Assigned January 5, 1997
Not handed in.
LISP Warm-up and Introduction to the Truckworld
The purpose of this assignment is to get you accustomed to using the LISP/PC environment, to load and start the Truckworld simulator both under manual and program control, and to write some simple programs that manipulate the Truckworld agent's sensors and effectors.
All the code we ask you to write in this assignment is already available, so you can look at it if you get stuck. Look in the folder
U:\COURSES\CSE473\PS0
All file references for the Truckworld are relative to the directory
U:\COURSES\CSE473\TRUCKWORLD
The first thing to do is load and execute the Truckworld simulator
The world defines what locations there are, what objects are at each location, how locations are connected, and lots of other properties about the world and the agent (truck). Notice in the function definition for run-demo (in loader.lsp), for example, that it uses a file
demo-world.lsp that defines a world. You can look in the Truckworld subdirectory worlds to see what world definitions are available.

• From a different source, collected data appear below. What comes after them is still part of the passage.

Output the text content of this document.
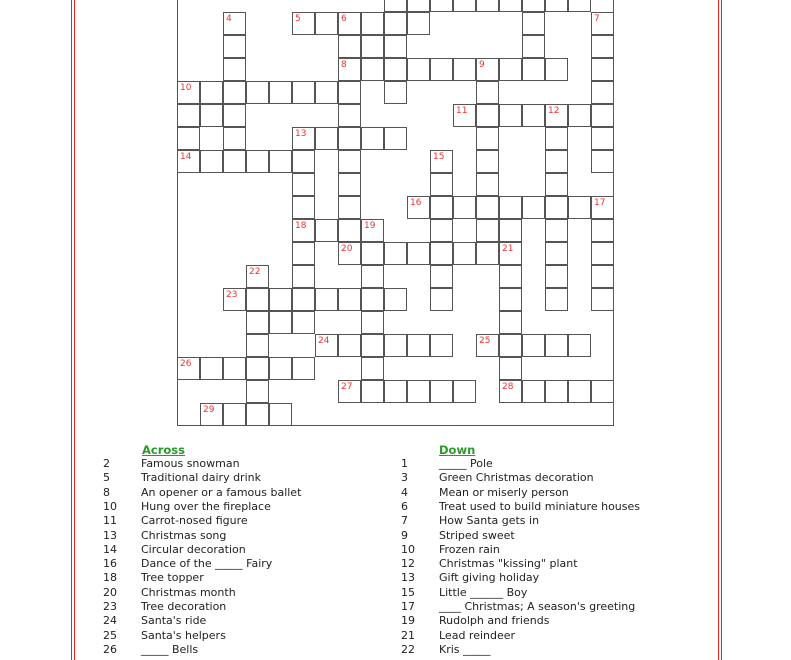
4	5	6	7
8	9
10
11	12
13
14	15
16	17
18	19
20	21
22
23
24	25
26
27	28
29
Across
2	Famous snowman
5	Traditional dairy drink
8	An opener or a famous ballet
10 Hung over the fireplace
11 Carrot-nosed figure
13 Christmas song
14 Circular decoration
16 Dance of the _____ Fairy
18 Tree topper
20 Christmas month
23 Tree decoration
24 Santa's ride
25 Santa's helpers
26 _____ Bells
Down
1	_____ Pole
3	Green Christmas decoration
4	Mean or miserly person
6	Treat used to build miniature houses
7	How Santa gets in
9	Striped sweet
10 Frozen rain
12 Christmas "kissing" plant
13 Gift giving holiday
15 Little ______ Boy
17 ____ Christmas; A season's greeting
19 Rudolph and friends
21 Lead reindeer
22 Kris _____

We will be interested in two worlds, demo-world and 473-collection-world. The first corresponds to the Truckworld User Guide document you have, so you will use that in conjunction with the documentation. The second is a simpler world, which we will use to build an automated garbage-collector agent.
Test your functions in the Truckworld, making use of the functions in truckworld-interface.lsp for starting, stopping, and executing commands in the simulator.
Look in the file command-demo.lsp (in the ps0 directory) for a couple of examples of high-level commands if you get stuck, or just look at ps0.lsp which contains a sample solution.